I will tell you that in addition to a super gourmet menu that included homemade hummus, soy-glazed salmon on an orange, watercress, and Swiss chard salad, Julie had to tackle another vegetable, her last vegetable, which she had kept secret from those of us coming to her party.
The "surprise" vegetable she'd planned to prepare was onion rings, which wasn't really a surprise at all because the only thing standing in the way of Julie claiming victory over vegetables was onions. And the only way to win a vegetable that you hate (and Julie hates onions) is to deep fry it.
The entire process of her heating the oil, staring at the onion and eventually trying to slice the onion (a task that was eventually delegated to Mark P.) was quite humorous to watch, and I felt for her, having to conquer her fear right in front of everyone.

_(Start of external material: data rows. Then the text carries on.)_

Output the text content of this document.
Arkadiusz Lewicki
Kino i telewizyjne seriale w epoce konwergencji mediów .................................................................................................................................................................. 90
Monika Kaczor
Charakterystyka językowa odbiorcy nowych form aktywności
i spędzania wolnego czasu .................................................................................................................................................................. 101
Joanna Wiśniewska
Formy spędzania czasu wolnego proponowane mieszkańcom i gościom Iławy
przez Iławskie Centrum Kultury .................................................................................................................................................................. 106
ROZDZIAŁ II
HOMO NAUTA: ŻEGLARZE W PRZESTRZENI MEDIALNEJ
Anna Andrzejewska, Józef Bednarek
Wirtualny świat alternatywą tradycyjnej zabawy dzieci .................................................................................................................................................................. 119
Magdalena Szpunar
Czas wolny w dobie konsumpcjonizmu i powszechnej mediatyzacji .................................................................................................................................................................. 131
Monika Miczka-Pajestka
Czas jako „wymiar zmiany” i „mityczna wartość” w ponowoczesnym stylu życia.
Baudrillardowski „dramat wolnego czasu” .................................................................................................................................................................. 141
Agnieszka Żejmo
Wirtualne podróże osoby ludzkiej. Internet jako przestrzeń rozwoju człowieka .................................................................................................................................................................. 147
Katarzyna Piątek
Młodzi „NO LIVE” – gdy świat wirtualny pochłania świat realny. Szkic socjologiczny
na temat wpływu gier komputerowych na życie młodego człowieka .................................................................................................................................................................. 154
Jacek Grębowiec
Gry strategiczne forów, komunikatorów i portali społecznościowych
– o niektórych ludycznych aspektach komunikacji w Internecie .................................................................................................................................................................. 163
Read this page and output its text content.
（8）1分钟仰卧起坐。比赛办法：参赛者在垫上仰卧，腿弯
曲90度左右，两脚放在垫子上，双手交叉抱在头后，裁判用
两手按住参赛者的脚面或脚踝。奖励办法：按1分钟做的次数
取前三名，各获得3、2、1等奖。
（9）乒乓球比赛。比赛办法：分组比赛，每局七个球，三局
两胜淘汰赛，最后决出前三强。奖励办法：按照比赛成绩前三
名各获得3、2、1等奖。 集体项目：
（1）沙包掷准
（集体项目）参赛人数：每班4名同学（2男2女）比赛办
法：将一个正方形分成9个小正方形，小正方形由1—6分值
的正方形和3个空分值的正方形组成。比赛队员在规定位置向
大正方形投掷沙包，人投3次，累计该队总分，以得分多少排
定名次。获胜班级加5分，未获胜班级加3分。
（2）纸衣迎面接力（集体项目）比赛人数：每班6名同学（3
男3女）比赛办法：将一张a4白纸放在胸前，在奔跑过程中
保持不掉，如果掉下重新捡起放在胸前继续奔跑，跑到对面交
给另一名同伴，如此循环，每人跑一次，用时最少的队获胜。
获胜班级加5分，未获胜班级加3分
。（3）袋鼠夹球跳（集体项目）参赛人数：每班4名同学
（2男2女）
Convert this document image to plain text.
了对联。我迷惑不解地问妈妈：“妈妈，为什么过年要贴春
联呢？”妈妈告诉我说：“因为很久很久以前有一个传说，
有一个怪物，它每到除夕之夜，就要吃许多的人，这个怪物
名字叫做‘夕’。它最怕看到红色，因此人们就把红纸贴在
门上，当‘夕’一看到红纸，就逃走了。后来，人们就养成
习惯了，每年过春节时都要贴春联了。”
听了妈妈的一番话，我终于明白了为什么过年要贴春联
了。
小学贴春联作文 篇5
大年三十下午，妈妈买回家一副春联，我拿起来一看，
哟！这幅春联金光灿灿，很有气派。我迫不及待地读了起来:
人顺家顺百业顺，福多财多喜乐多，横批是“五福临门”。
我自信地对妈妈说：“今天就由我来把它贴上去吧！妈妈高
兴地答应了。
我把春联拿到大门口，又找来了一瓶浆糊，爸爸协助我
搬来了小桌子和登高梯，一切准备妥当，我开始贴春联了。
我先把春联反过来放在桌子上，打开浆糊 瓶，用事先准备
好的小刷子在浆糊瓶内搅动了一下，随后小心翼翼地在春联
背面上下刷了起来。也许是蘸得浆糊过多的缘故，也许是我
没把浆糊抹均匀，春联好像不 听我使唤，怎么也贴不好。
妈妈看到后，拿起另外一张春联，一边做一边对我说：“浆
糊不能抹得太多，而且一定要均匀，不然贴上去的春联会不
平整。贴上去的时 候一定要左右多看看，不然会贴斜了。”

I'm lucky in that I do a lot of my blog challenges on my own, so for all you know, I could be making up all of these stories. (I’m really not, I promise.)
Once she dropped the battered onions, we waited. And then we waited some more. And then we talked about how awesome Julie is. And then we kept waiting. But apparently we didn’t wait long enough the first time around. The onion rings got stuck in the pool of oil.
The second time around was better, but when Julie pulled the fried onions from the fry-daddy she still looked at them with a great deal of uncertainty. I've truly never seen quite a physical reaction like the one she displayed to a vegetable before. Julie held the onion ring in her petite, trembling fingers like it was causing her serious pain. Her friends, who weren't acting very friendly at that moment, had more or less backed her into a corner and were shouting words of “encouragement” that sounded more like military orders to me.
“You can do it!”
“It’s just an onion!”
“What’s the big deal?”
Julie put her lips on the onion and nibbled the smallest "bite" I've ever seen and then she spit it right back out.
I would like to point out, in case it's not clear, that Julie is 31-years old. She's not a child, but an adult. With a freakishly strong aversion to onions.
The entire kitchen yelled at her as if she was a child, though, and without wasting a lot of time, she went back for another bite, this time chewing it completely and swallowing it.
From her perspective, which you should’ve already read by now on her blog, the reason Julie was able to overcome her fear of onions is because onions coated in beer batter and then deep fried in oil actually don’t taste anything like onions at all. But who cares? A win is a win.
Upon winning, Julie's sister presented her with a trophy, a material symbol of all that she accomplished over the course of the year: learning to like (or at least tolerate) vegetables and so openly sharing her challenge through her blog. I wondered where Julie planned to display her trophy. And then I wondered if my brother will present me with a trophy at the end of Project 29 to 30.
After enjoying Julie's handiwork on the onion rings and toasted pound cake chocolate and peanut butter sandwiches (I'm not kidding. We are so fat.), I headed home.
As I was driving back to my house, I thought a lot about Julie and the end of her adventure. I also thought about what a difference a year makes. Last year, she only ate meat and potatoes, and now she's not only eating onions, she's frying them herself.
I don't think Julie or I really understood how much we could change, or that we would change at all simply by choosing to take on year-long adventures and writing about them. But we did. A lot.
To my dearest Julie, my blogging partner in crime, oh how you are already missed and you've only been gone for short time. Congrats on winning (though no one ever had any doubt that you wouldn't) and best of luck in Los Angeles. You really do have great hair.